Tibetan monk released after completing five-year term
[Thursday, November 16, 2017 19:18]
By Tenzin Monlam

Lobsang Jinpa in an undated photo. file photo
Lobsang Jinpa in an undated photo. file photo
DHARAMSHALA, November 16: A Tibetan monk from the Nyatso Zilkar Monastery has been released from a Chinese prison in Qinghai Province after completing his five-year prison sentence.

Lobsang Jinpa, who was arrested for writing a song in honor of the late 10th Panchen Lama in 2012, was released on October 30 and has returned to his hometown.
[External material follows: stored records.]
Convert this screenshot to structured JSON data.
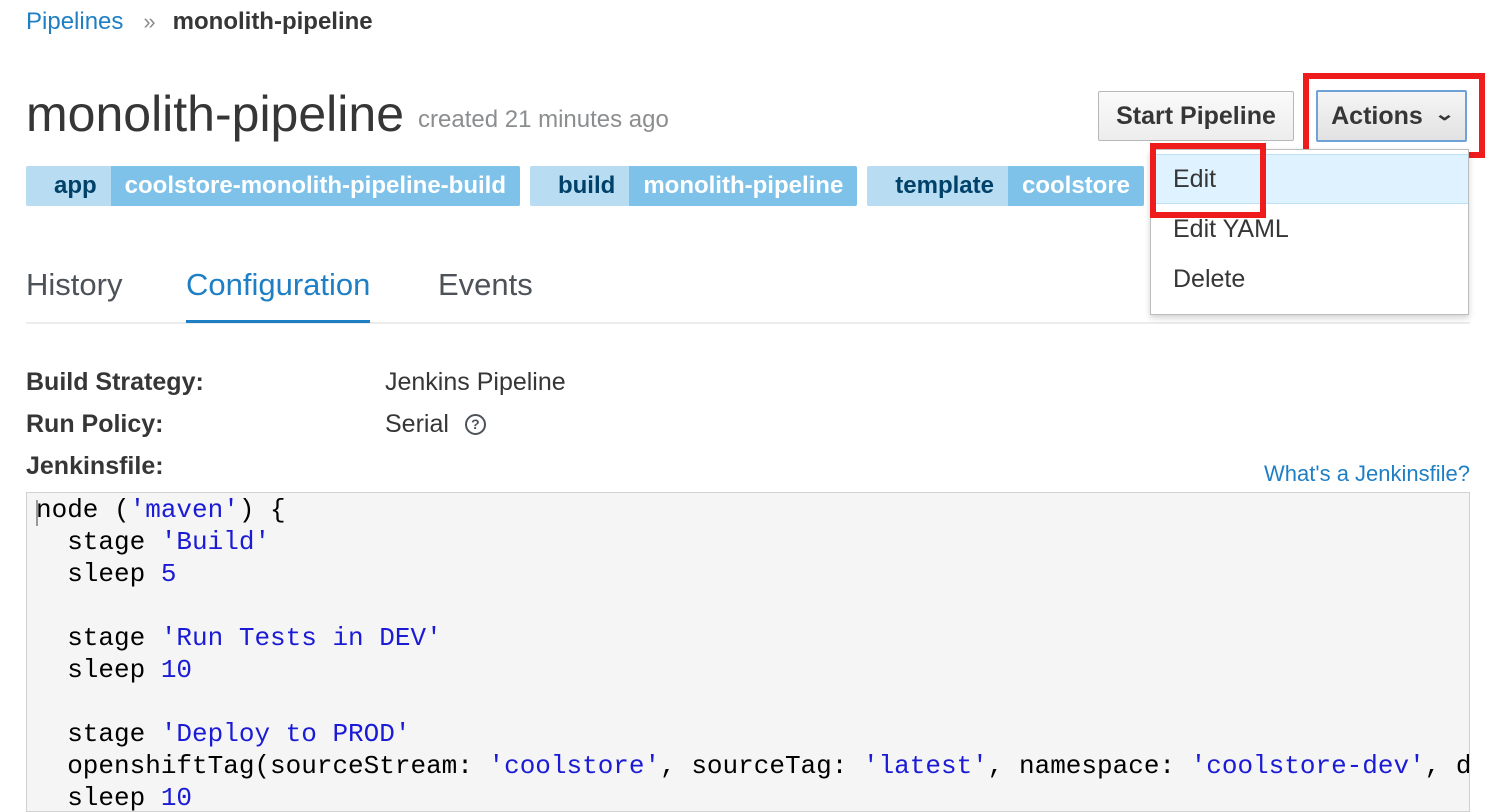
{
  "breadcrumb": {
    "root": "Pipelines",
    "separator": "»",
    "current": "monolith-pipeline"
  },
  "header": {
    "title": "monolith-pipeline",
    "created": "created 21 minutes ago",
    "start_button": "Start Pipeline",
    "actions_button": "Actions"
  },
  "labels": [
    {
      "key": "app",
      "value": "coolstore-monolith-pipeline-build"
    },
    {
      "key": "build",
      "value": "monolith-pipeline"
    },
    {
      "key": "template",
      "value": "coolstore"
    }
  ],
  "actions_menu": {
    "items": [
      "Edit",
      "Edit YAML",
      "Delete"
    ],
    "active": "Edit"
  },
  "tabs": [
    {
      "label": "History",
      "active": false
    },
    {
      "label": "Configuration",
      "active": true
    },
    {
      "label": "Events",
      "active": false
    }
  ],
  "config": {
    "build_strategy_label": "Build Strategy:",
    "build_strategy_value": "Jenkins Pipeline",
    "run_policy_label": "Run Policy:",
    "run_policy_value": "Serial",
    "jenkinsfile_label": "Jenkinsfile:",
    "jenkinsfile_help": "What's a Jenkinsfile?"
  },
  "jenkinsfile_lines": [
    "node ('maven') {",
    "  stage 'Build'",
    "  sleep 5",
    "",
    "  stage 'Run Tests in DEV'",
    "  sleep 10",
    "",
    "  stage 'Deploy to PROD'",
    "  openshiftTag(sourceStream: 'coolstore', sourceTag: 'latest', namespace: 'coolstore-dev', destinati",
    "  sleep 10"
  ],
  "colors": {
    "link": "#1f7fc4",
    "highlight": "#ee1c1c",
    "label_key_bg": "#b8dcf1",
    "label_value_bg": "#7ec2e9",
    "code_string": "#1b1bd6"
  },
  "icons": {
    "help": "question-circle-icon",
    "actions_caret": "chevron-down-icon"
  }
}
“He was charged with collaborating with a Tibetan singer, Lo Lo, in composing and production of a music album containing a song in memory of the late Panchen Lama,” a source told Radio Free Asia. “He was accused of writing the lyrics of that song,” the source said.

The source also added that due to restrictions imposed on the Internet and other communications during the lead-up to the 19th National Party Congress, held in Beijing, the news of his release was delayed in reaching outside Tibet.

As of now the condition of his health is still unknown. However, he was earlier reported to have been suffering from liver and kidney problems. It was also reported that the Chinese officials denied him of proper treatment.

The 35-year-old monk from Nyatso Zilkar Monastery in Tridu County was arrested along with Tsultrim Kalsang and three other monks from the same monastery in a raid conducted by hundreds of Chinese officials in 2012.

Son of Tagyal and Pema Tsomo, Lobsang Jinpa was initially arrested for taking part in ‘separatist activities’ along with several other monks. It was reported that he was severely beaten before his release after a brief detention in 2012. He was later arrested again.

In 2012, around 400 monks from the Zilkar monastery led a protest march to Zatoe town with banners, written in blue and red ink, symbolic of the two protector deities of Tibet, calling for the Dalai Lama’s return, release of Tibetan political prisoners including the 11th Panchen Lama and respect for Tibetan lives.